In an effort to fight off Amazon, Walmart is making a bold move.
Yesterday, the world’s largest retailer announced that it is teaming up with the world’s largest search engine.
As detailed by CNBC, starting in September, Walmart will make hundreds of thousands of the products it sells available for purchase through Google Express, the search giant’s shopping service. That will make Walmart the most prolific seller on Google Express. Other large retailers that use Google Express include Costco and Target, but they won’t offer as many products as Walmart.
What’s more, Walmart will be giving its customers the ability to link their Walmart accounts to Google Express so that they can take advantage of the retailer’s Easy Reorder offering through Google’s service. According to CNBC’s Lauren Thomas and Courtney Reagan, Walmart is the first retailer participating in Google Express that is giving Google that capability.
This is a big deal. As Thomas and Reagan explained:
Right now, a customer can say, ‘Ok Google, buy peanut butter.’ Google will then offer up the product it thinks the customer would like the most.
But Google is just guessing, explained Brian Elliott, general manager of Google Express. He explained the process of going back and forth, asking if a customer wants this, or that can be kind of clunky.
Once the partnership with Walmart starts, however, Google can scan the customer’s purchase history, and say back: ‘I know you bought Skippy 16-ounce from Walmart last month. It’s $7.99. Do you want that?’

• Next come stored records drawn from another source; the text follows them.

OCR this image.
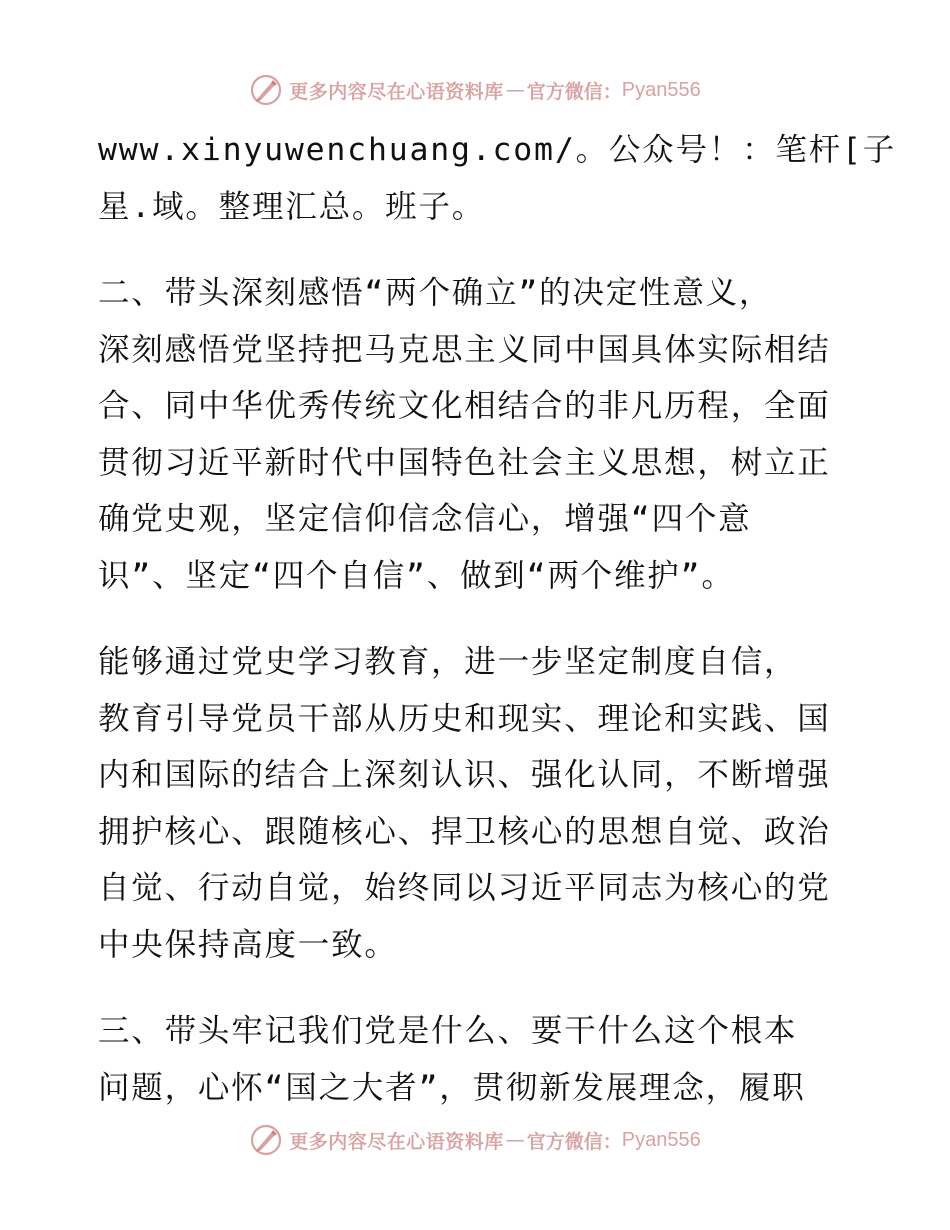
更多内容尽在心语资料库 — 官方微信： Pyan556
www.xinyuwenchuang.com/。公众号！：笔杆[子
星.域。整理汇总。班子。
二、带头深刻感悟“两个确立”的决定性意义，
深刻感悟党坚持把马克思主义同中国具体实际相结
合、同中华优秀传统文化相结合的非凡历程，全面
贯彻习近平新时代中国特色社会主义思想，树立正
确党史观，坚定信仰信念信心，增强“四个意
识”、坚定“四个自信”、做到“两个维护”。
能够通过党史学习教育，进一步坚定制度自信，
教育引导党员干部从历史和现实、理论和实践、国
内和国际的结合上深刻认识、强化认同，不断增强
拥护核心、跟随核心、捍卫核心的思想自觉、政治
自觉、行动自觉，始终同以习近平同志为核心的党
中央保持高度一致。
三、带头牢记我们党是什么、要干什么这个根本
问题，心怀“国之大者”，贯彻新发展理念，履职
更多内容尽在心语资料库 — 官方微信： Pyan556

In addition to giving Google the ability to access purchase histories for Walmart customers who have connected their Walmart accounts to Google Express, Google announced that it will be offering free shipping on Google Express orders that meet its partner retailers’ minimum thresholds. For Walmart, that threshold is $35.

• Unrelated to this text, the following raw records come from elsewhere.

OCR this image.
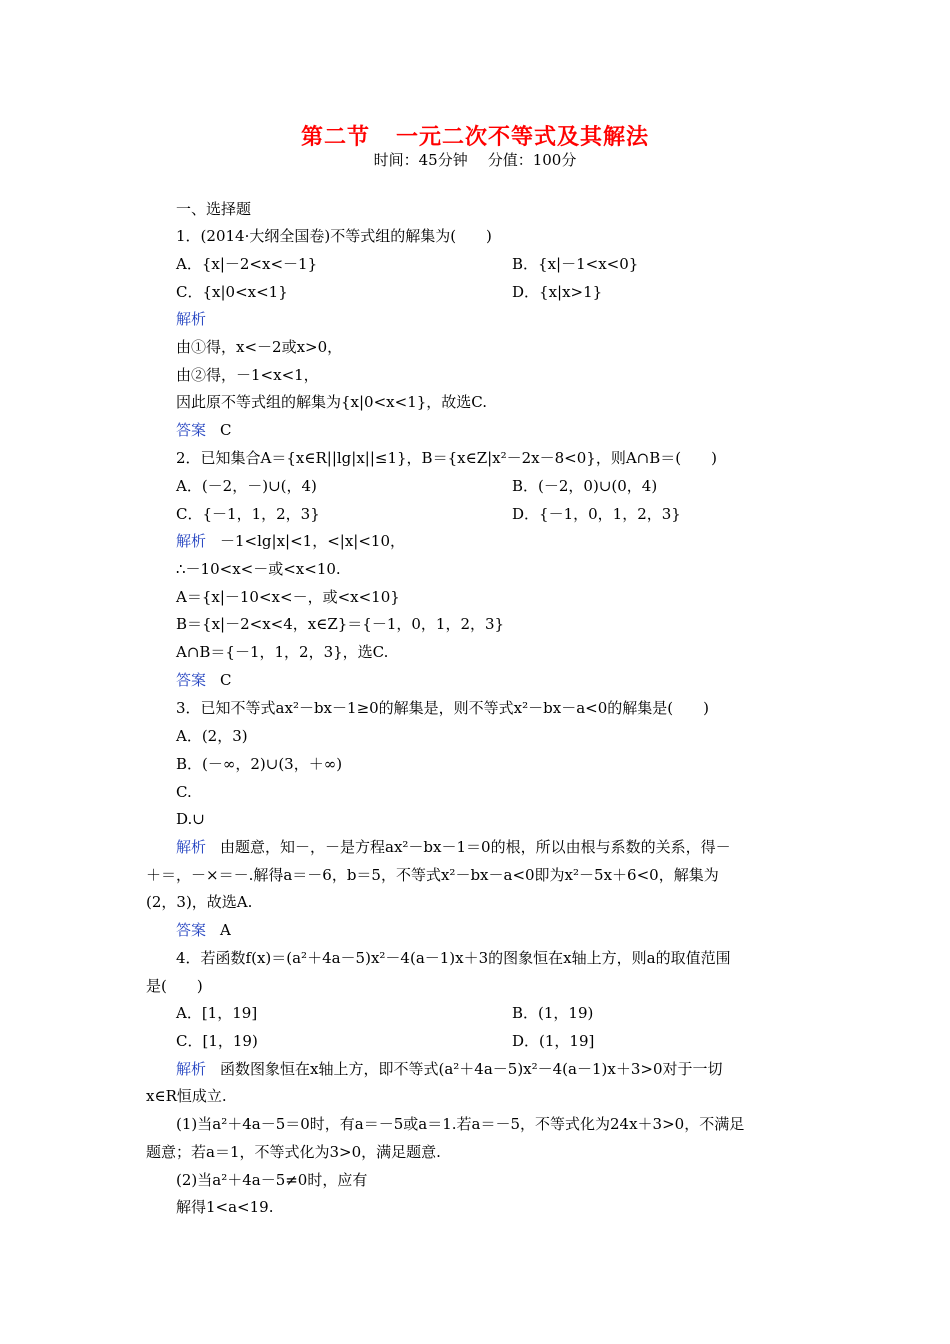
第二节 一元二次不等式及其解法
时间：45分钟 分值：100分
一、选择题
1．(2014·大纲全国卷)不等式组的解集为(　　)
A．{x|－2<x<－1}	B．{x|－1<x<0}
C．{x|0<x<1}	D．{x|x>1}
解析
由①得，x<－2或x>0，
由②得，－1<x<1，
因此原不等式组的解集为{x|0<x<1}，故选C.
答案 C
2．已知集合A＝{x∈R||lg|x||≤1}，B＝{x∈Z|x²－2x－8<0}，则A∩B＝(　　)
A．(－2，－)∪(，4)	B．(－2，0)∪(0，4)
C．{－1，1，2，3}	D．{－1，0，1，2，3}
解析 －1<lg|x|<1，<|x|<10，
∴－10<x<－或<x<10.
A＝{x|－10<x<－，或<x<10}
B＝{x|－2<x<4，x∈Z}＝{－1，0，1，2，3}
A∩B＝{－1，1，2，3}，选C.
答案 C
3．已知不等式ax²－bx－1≥0的解集是，则不等式x²－bx－a<0的解集是(　　)
A．(2，3)
B．(－∞，2)∪(3，＋∞)
C.
D.∪
解析 由题意，知－，－是方程ax²－bx－1＝0的根，所以由根与系数的关系，得－
＋＝，－×＝－.解得a＝－6，b＝5，不等式x²－bx－a<0即为x²－5x＋6<0，解集为
(2，3)，故选A.
答案 A
4．若函数f(x)＝(a²＋4a－5)x²－4(a－1)x＋3的图象恒在x轴上方，则a的取值范围
是(　　)
A．[1，19]	B．(1，19)
C．[1，19)	D．(1，19]
解析 函数图象恒在x轴上方，即不等式(a²＋4a－5)x²－4(a－1)x＋3>0对于一切
x∈R恒成立.
(1)当a²＋4a－5＝0时，有a＝－5或a＝1.若a＝－5，不等式化为24x＋3>0，不满足
题意；若a＝1，不等式化为3>0，满足题意.
(2)当a²＋4a－5≠0时，应有
解得1<a<19.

The lynchpin of Walmart’s voice shopping strategy?
Perhaps the most interesting part of the Walmart-Google deal is the fact that it will give Walmart a foothold in the nascent market for voice-based shopping thanks to the fact that Google Express is integrated with Google’s voice-controlled speaker, Google Home.
Unlike Amazon, which is estimated to have sold more than 10m of its Echo devices since 2014, Walmart doesn’t have a voice-controlled speaker of its own, a potential liability as voice-based shopping gains steam.
Of course, Walmart’s ability to compete effectively on this new retail front will depend largely on Google’s success in the voice-controlled speaker market and unfortunately for Google and Walmart, Amazon has a substantial early lead. With an estimated 70%+ portion of the market for these devices, I previously asked whether it was too early to predict an Amazon victory in the voice-controlled speaker market.
Can Google close that gap? That remains to be seen, but having Walmart on its side almost certainly can’t hurt. And with Walmart ecommerce chief Marc Lore declaring “this is just the beginning,” it’s easy to speculate about the possibility that Walmart will help Google sell Google Home devices or create a co-branded device.